[SRU] Poor performance of libnss-db on large db files

Attaching the debdiff for Questing.

Thank you for preparing a patch!

We're currently in Beta freeze for Questing, so this can only be uploaded starting next week. Please re-ping the corresponding patch-pilot next week.

For now, I can provide you with some review comments for improvement of the patch:

- debian/changelog: Please use a proper reference to the Launchpad bug so that it can be detected by the automation, e.g. (LP: #2121543)
- debian/patches/bug2121543.patch: (nitpick) we usually refer to bugs as "lp-2121543-SHORT-DESC.patch", might (or might not) consider renaming the patch file, e.g. "lp-2121543-do-not-close-and-reopen-DB.patch"
- kudos: Thanks for adding DEP-3 headers
  => But you're using Author and Origin at the same time. Was the patch created by you, or does it originate from upstream? You should delete one or the other header.
  => Also, you should add a full URL to the actual upstream patch/commit (if merged already), "Origin: upstream, https://..."
  => If it's not yet merged upstream, you should consider adding a "Forwarded: ..." header, pointing to a full URL where the change has been proposed/discussed with the upstream developers.
  => The "Bug" header should probably read "Bug-Debian", as it's not pointing towards the upstream bug tracker.
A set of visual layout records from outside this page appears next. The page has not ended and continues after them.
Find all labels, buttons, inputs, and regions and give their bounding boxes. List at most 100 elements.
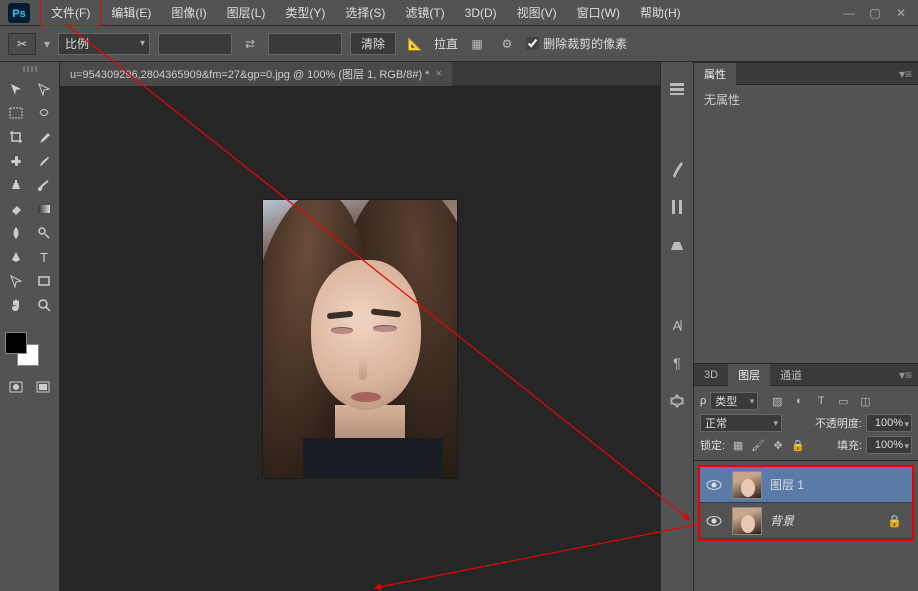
gradient-tool[interactable] [31, 198, 57, 220]
straighten-icon[interactable]: 📐 [404, 33, 426, 55]
clone-stamp-tool[interactable] [3, 174, 29, 196]
filter-adjust-icon[interactable]: ◐ [790, 393, 808, 409]
brush-tool[interactable] [31, 150, 57, 172]
tab-properties[interactable]: 属性 [694, 63, 736, 85]
blend-mode-label: 正常 [705, 415, 727, 431]
blur-tool[interactable] [3, 222, 29, 244]
filter-smart-icon[interactable]: ◫ [856, 393, 874, 409]
layers-panel: 3D 图层 通道 ▾≡ ρ 类型 ▨ ◐ T ▭ ◫ 正常 不透明度 [694, 363, 918, 545]
menu-filter[interactable]: 滤镜(T) [395, 0, 454, 25]
delete-cropped-label: 删除裁剪的像素 [543, 35, 627, 52]
layer-filter-select[interactable]: 类型 [710, 392, 758, 410]
layer-row[interactable]: 图层 1 [700, 467, 912, 503]
menu-image[interactable]: 图像(I) [161, 0, 216, 25]
color-swatches[interactable] [3, 330, 57, 368]
aspect-ratio-select[interactable]: 比例 [58, 33, 150, 55]
swap-dimensions-icon[interactable]: ⇄ [240, 37, 260, 51]
close-icon[interactable]: × [435, 68, 441, 80]
layer-filter-label: 类型 [715, 393, 737, 409]
minimize-button[interactable]: — [836, 4, 862, 22]
menu-type[interactable]: 类型(Y) [275, 0, 335, 25]
delete-cropped-input[interactable] [526, 37, 539, 50]
crop-height-input[interactable] [268, 33, 342, 55]
menu-file[interactable]: 文件(F) [40, 0, 101, 26]
eyedropper-tool[interactable] [31, 126, 57, 148]
crop-tool-icon[interactable]: ✂ [8, 33, 36, 55]
lock-all-icon[interactable]: 🔒 [789, 437, 807, 453]
filter-type-icon[interactable]: T [812, 393, 830, 409]
eraser-tool[interactable] [3, 198, 29, 220]
paragraph-panel-icon[interactable]: ¶ [666, 352, 688, 374]
type-tool[interactable]: T [31, 246, 57, 268]
properties-body: 无属性 [694, 85, 918, 363]
marquee-tool[interactable] [3, 102, 29, 124]
layer-name[interactable]: 背景 [766, 512, 887, 529]
lock-icon: 🔒 [887, 514, 902, 528]
menu-3d[interactable]: 3D(D) [455, 2, 507, 24]
grid-overlay-icon[interactable]: ▦ [466, 33, 488, 55]
gear-icon[interactable]: ⚙ [496, 33, 518, 55]
move-tool[interactable] [3, 78, 29, 100]
clone-source-icon[interactable] [666, 234, 688, 256]
shape-tool[interactable] [31, 270, 57, 292]
tab-3d[interactable]: 3D [694, 366, 728, 384]
delete-cropped-checkbox[interactable]: 删除裁剪的像素 [526, 35, 627, 52]
visibility-toggle[interactable] [700, 515, 728, 527]
svg-text:A: A [673, 318, 682, 333]
fill-input[interactable]: 100% [866, 436, 912, 454]
visibility-toggle[interactable] [700, 479, 728, 491]
tool-presets-icon[interactable] [666, 390, 688, 412]
tab-layers[interactable]: 图层 [728, 364, 770, 386]
foreground-color-swatch[interactable] [5, 332, 27, 354]
quickmask-toggle[interactable] [3, 376, 29, 398]
screenmode-toggle[interactable] [30, 376, 56, 398]
blend-mode-select[interactable]: 正常 [700, 414, 782, 432]
layer-name[interactable]: 图层 1 [766, 476, 912, 493]
character-panel-icon[interactable]: A [666, 314, 688, 336]
healing-brush-tool[interactable] [3, 150, 29, 172]
menu-view[interactable]: 视图(V) [507, 0, 567, 25]
menu-help[interactable]: 帮助(H) [630, 0, 691, 25]
lock-pixels-icon[interactable]: 🖌 [749, 437, 767, 453]
brush-presets-icon[interactable] [666, 196, 688, 218]
opacity-input[interactable]: 100% [866, 414, 912, 432]
menu-layer[interactable]: 图层(L) [217, 0, 276, 25]
path-select-tool[interactable] [3, 270, 29, 292]
layers-list: 图层 1 背景 🔒 [698, 465, 914, 541]
layer-thumbnail[interactable] [732, 471, 762, 499]
collapsed-panel-strip: A ¶ [660, 62, 694, 591]
hand-tool[interactable] [3, 294, 29, 316]
menu-select[interactable]: 选择(S) [335, 0, 395, 25]
lasso-tool[interactable] [31, 102, 57, 124]
zoom-tool[interactable] [31, 294, 57, 316]
dodge-tool[interactable] [31, 222, 57, 244]
close-button[interactable]: ✕ [888, 4, 914, 22]
tab-channels[interactable]: 通道 [770, 364, 812, 386]
filter-shape-icon[interactable]: ▭ [834, 393, 852, 409]
menu-edit[interactable]: 编辑(E) [101, 0, 161, 25]
crop-tool[interactable] [3, 126, 29, 148]
document-tab[interactable]: u=954309296,2804365909&fm=27&gp=0.jpg @ … [60, 62, 452, 86]
lock-position-icon[interactable]: ✥ [769, 437, 787, 453]
filter-pixel-icon[interactable]: ▨ [768, 393, 786, 409]
layer-row[interactable]: 背景 🔒 [700, 503, 912, 539]
menu-window[interactable]: 窗口(W) [567, 0, 630, 25]
straighten-label: 拉直 [434, 35, 458, 52]
history-brush-tool[interactable] [31, 174, 57, 196]
panel-menu-icon[interactable]: ▾≡ [893, 368, 918, 382]
history-panel-icon[interactable] [666, 78, 688, 100]
panel-menu-icon[interactable]: ▾≡ [893, 67, 918, 81]
canvas[interactable] [60, 86, 660, 591]
lock-transparency-icon[interactable]: ▦ [729, 437, 747, 453]
maximize-button[interactable]: ▢ [862, 4, 888, 22]
pen-tool[interactable] [3, 246, 29, 268]
brush-panel-icon[interactable] [666, 158, 688, 180]
properties-panel: 属性 ▾≡ 无属性 [694, 62, 918, 363]
clear-button[interactable]: 清除 [350, 32, 396, 55]
tool-palette: T [0, 62, 60, 591]
layer-thumbnail[interactable] [732, 507, 762, 535]
artboard-tool[interactable] [31, 78, 57, 100]
crop-width-input[interactable] [158, 33, 232, 55]
panel-grip[interactable] [6, 66, 54, 74]
svg-text:¶: ¶ [673, 355, 681, 371]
Thanks Lukas for the review!

I've modified and re-did the patch and uploaded. Please take a look. Thanks.

Hi Ponnuvel, thank you for addressing my remarks from comment #2!

Unfortunately, Ubuntu 25.10 is in final freeze by now, so we'll need to make this an SRU.

Could you please modify the bug description according to the corresponding template? https://documentation.ubuntu.com/sru/en/latest/reference/bug-template/ – we would need this anyway to get the change landed in 24.04 LTS eventually.

Also I have one open question left:
In the patch you mention "Origin: upstream" without giving a specific reference. Was this patch discussed and/or discussed with the upstream community? Can you please point us to the original upstream changes?

I see you set "Forwarded: https://bugs.debian.org/cgi-bin/bugreport.cgi?bug=1101371" – Should Debian be considered as the upstream of libnss-db? It seems to be an orphaned package in Debian, owned by the QA team and there has been no reaction so far on this patch.

All of this unclarity about the upstream situation makes me a bit hesitant to upload this patch into the Ubuntu packages. Would you be able to point us to the upstream reference of this patch, or start a discussion with upstream (not Debian, but the actual upstream libnss-db project) about it, before introducing it in downstream distributions? It seems to be a generally useful change that others might want to have, too!

Removing sponsors, please resubscribe when the questions from the comment above were addressed/answered, thanks.

Hi Lukas,

Thanks for looking into again. You're right that it's not "upstream upstream" (Debian's); rather a proposal to Debian. Since the original code is a part of glibc, I've opened a bug against glibc:

https://sourceware.org/bugzilla/show_bug.cgi?id=33558

And emailed glibc-alpha to get the opinion of the nss maintainers in glibc:

https://marc.info/?l=glibc-alpha&m=176102749124614&w=3

I can followup on that and update here based on the discussion there. So for now, I think it's ok to keep this on hold. I'll come back once I've concrete info from glibc. Thanks!